距離感
王子と手を繋いだ。

…酒の力を借りて。

王子は嫌がって、振り放つことはしなかった。

でも、「好きな人と手を繋げ」と考えたみたいだ。

その王子の言葉に、私は心底絶望した。

王子が、私のことをどう思っているのかわかってしまったからだ。

恋愛対象外…ってことだ。

だから、冷静にそんなことが言えるんだろうね。

要さんに対する想いを聴いて。
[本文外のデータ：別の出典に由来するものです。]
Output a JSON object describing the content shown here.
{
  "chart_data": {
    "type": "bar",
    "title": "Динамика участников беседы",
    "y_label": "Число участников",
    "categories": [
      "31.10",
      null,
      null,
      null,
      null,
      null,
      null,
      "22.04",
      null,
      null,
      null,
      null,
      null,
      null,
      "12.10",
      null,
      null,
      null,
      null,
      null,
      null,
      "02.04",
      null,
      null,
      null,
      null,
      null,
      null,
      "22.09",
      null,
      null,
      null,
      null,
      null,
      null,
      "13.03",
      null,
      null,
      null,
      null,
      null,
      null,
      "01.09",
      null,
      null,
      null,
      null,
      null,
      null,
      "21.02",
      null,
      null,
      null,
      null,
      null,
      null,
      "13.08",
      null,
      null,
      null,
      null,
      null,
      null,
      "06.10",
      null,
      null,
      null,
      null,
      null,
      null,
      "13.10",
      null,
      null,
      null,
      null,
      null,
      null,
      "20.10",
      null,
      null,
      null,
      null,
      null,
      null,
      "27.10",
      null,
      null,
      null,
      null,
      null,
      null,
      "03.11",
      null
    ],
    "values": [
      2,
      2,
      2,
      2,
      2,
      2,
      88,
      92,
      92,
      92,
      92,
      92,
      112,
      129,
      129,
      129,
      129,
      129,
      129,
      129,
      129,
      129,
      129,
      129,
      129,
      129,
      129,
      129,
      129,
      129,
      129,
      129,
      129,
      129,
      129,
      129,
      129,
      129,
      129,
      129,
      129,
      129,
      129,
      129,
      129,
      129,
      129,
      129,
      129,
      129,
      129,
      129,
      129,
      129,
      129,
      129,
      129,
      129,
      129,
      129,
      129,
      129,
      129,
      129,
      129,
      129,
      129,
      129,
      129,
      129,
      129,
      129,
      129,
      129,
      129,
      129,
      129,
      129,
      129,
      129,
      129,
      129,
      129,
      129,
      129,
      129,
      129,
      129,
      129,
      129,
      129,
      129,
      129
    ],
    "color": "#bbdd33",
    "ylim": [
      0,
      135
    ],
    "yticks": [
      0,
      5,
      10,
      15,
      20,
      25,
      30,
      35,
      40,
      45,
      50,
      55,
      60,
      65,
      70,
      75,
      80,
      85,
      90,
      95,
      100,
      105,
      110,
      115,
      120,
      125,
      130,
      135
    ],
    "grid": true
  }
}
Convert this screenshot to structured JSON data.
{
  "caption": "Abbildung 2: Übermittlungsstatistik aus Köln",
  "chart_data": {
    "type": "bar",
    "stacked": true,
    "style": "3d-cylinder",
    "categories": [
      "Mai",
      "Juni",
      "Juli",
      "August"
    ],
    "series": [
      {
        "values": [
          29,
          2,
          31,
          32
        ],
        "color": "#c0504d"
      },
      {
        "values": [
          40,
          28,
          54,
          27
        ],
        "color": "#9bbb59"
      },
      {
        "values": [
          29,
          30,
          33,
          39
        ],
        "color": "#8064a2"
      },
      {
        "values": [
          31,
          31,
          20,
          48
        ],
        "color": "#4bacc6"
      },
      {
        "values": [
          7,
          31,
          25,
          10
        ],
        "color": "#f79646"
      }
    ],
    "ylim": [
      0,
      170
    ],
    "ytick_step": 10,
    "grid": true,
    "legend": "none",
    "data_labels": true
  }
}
モヤモヤした理由がわかった。

王子は、恋愛を拒否しているんだなって思った。

周りにどんなに素敵な人がいたとしても。

恋愛感情はもたないって決めているように。

私に対してだって1ミリも恋愛感情がないんだ。

だから、あんなこと言ったんだ。

「姉ちゃん、久しぶり」

大晦日。

私は新幹線に乗って長野に来ていた。

わかってはいたはずなんだけど。

想像以上の寒さに震えが止まらない。

駅を出ると、道路の端には雪が積もっている。

「本当に来るとは、思わなかったなぁ」

と弟が言うので、「ごめん」と謝った。

「いや、大歓迎だって」

弟が笑った。

年末年始、私は実家に帰りたくなくて。

家でゴロゴロしようと思っていたら。

弟から連絡があって「暇ならこっち来てよ」

と言ったので、素直に行くことにした。

弟が住む家に行くには。

新幹線に乗って。さらに在来線に乗り換えて。

駅からさらに車で30分ほどの道のりなのだが。

新幹線を出たところで。

弟が車で迎えに来てくれた。

弟のことだから、軽トラで迎えに来るんじゃないかと思っていたが。

軽自動車で来ていた。

「オバサンの車、借りたんだ」

弟は、伯父夫婦の家に居候している。

車に乗ると、弟は「お昼食べに行こう」と言って車を走らせた。

「俺の好きなもん食べて良い?」

「もちろんだよ」

「じゃあ、姉ちゃんの奢りで良い?」

「うん、遠慮しなくていいよ」

弟は、マックの駐車場に車を止めた。